Namun selain itu kiranya terdapat beberapa hal penting yang mesti dicermati. Merespon pernyataan Presiden di Sarasehan Ekonomi Nasional itu, penulis melihat terdapat beberapa hal yang kurang dipertimbangkan dalam mengambil kebijakan atau keputusan tersebut. Bahkan jika diperdalam, beberapa diantaranya dapat berdampak yang amat merugikan bagi “kekuatan” ekonomi nasional. Khususnya yang berkaitan langsung terhadap publik.

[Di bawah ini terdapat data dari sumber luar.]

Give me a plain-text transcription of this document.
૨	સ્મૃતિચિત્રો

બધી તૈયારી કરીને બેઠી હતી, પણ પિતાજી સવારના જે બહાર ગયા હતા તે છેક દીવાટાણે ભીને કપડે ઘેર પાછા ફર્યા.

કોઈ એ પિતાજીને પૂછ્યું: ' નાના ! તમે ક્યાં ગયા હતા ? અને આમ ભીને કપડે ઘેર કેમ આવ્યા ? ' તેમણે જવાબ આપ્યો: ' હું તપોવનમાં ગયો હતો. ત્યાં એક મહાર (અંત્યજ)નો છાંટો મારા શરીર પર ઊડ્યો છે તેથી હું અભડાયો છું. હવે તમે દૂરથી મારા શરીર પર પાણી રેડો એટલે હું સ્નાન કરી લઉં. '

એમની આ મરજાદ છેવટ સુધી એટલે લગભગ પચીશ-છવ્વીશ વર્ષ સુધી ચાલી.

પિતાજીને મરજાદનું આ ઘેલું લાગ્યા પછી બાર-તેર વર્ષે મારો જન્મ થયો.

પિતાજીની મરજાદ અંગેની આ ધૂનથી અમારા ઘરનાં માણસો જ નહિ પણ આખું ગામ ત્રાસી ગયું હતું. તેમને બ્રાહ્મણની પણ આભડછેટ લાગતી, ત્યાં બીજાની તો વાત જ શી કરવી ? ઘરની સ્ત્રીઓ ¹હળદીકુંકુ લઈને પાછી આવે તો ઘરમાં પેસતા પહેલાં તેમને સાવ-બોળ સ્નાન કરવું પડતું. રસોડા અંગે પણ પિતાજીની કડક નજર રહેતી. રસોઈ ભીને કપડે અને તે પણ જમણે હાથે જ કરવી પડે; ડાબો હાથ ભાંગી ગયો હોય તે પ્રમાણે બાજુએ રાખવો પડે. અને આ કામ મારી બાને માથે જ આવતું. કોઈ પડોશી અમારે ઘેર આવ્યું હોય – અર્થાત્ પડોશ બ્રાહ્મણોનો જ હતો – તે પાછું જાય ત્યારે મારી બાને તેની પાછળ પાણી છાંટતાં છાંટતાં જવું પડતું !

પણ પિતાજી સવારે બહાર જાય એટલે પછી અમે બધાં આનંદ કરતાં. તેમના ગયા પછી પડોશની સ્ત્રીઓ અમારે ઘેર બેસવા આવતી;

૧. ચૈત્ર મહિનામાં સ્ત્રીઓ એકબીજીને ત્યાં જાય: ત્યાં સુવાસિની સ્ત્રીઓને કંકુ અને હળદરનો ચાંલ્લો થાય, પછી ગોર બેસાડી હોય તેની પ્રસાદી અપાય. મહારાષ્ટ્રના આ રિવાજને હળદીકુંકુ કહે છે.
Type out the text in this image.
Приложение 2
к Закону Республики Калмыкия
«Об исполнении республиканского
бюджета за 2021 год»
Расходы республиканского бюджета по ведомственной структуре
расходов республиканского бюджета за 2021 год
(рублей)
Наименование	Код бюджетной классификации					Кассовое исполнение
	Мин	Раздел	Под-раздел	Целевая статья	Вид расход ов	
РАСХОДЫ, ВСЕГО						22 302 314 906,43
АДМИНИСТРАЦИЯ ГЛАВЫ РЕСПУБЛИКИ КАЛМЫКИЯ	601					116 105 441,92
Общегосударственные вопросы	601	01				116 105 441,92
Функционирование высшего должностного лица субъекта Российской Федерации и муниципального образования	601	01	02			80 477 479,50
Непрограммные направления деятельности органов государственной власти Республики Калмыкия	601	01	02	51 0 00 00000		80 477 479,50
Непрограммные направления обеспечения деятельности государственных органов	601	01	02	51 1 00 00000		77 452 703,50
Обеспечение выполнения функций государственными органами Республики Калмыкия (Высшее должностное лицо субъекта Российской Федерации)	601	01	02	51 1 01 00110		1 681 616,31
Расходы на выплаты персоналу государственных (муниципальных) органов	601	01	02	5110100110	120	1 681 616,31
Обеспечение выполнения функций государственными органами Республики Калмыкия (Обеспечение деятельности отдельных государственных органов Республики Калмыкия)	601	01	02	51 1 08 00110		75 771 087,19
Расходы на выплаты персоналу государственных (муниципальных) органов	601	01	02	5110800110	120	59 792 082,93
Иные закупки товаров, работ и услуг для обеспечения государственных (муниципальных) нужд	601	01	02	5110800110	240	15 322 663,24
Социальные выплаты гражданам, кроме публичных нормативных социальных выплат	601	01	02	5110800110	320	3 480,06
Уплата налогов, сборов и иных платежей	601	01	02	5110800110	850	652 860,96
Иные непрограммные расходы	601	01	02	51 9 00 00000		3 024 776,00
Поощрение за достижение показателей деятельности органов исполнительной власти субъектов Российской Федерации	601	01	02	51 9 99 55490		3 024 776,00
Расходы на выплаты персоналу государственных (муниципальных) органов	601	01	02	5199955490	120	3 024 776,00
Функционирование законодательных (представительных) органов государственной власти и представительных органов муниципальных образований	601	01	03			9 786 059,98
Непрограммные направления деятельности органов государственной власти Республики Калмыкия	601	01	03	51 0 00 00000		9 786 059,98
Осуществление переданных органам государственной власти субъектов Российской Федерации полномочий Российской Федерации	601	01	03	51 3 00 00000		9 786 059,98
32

Penulis akan mencoba memaparkan sekomprehensif mungkin kepada publik, bahwa jika tidak ada jenis barang yang dibatasi yang boleh diimpor, maka perekonomian Indonesia tidak hanya, tidak akan cepat pulih atau membaik. Justru sebaliknya akan makin merosot dan jatuh.
Menimbang Ide Penghapusan Kuota Impor
Dalam rangka menimbang ide penghapusan kuota impor, saya akan berpikir seobjektif mungkin dengan melihat dampak positif dan negatifnya.
Setidaknya penulis melihat ada beberapa dampak negatif dari keputusan membuka “tsunami” produk impor.
Pertama, tentu akan membuat persaingan tidak seimbang. Antara pengusaha besar dan pengusaha menengah ke bawah, dari aspek kuantitas barang yang dapat dibeli. Selain itu produk lokal sangat berpotensi kalah saing. Karena barang impor seringkali lebih murah. Akibat biaya produksi yang rendah dari negara asal. Ini membuat persaingan antara pengusaha besar dan kecil menjadi persaingan yang tidak seimbang. Dan akan makin melemahkan pengusaha kecil.
Kedua, jelas akan membuat menurunnya permintaan produk lokal. Konsumen (sebagai makhluk ekonomi) cenderung akan memilih produk impor dengan harga yang lebih murah. Apalagi ditambah faktor jika barang tersebut lebih berkualitas. Sehingga permintaan produk nasional jelas akan menurun.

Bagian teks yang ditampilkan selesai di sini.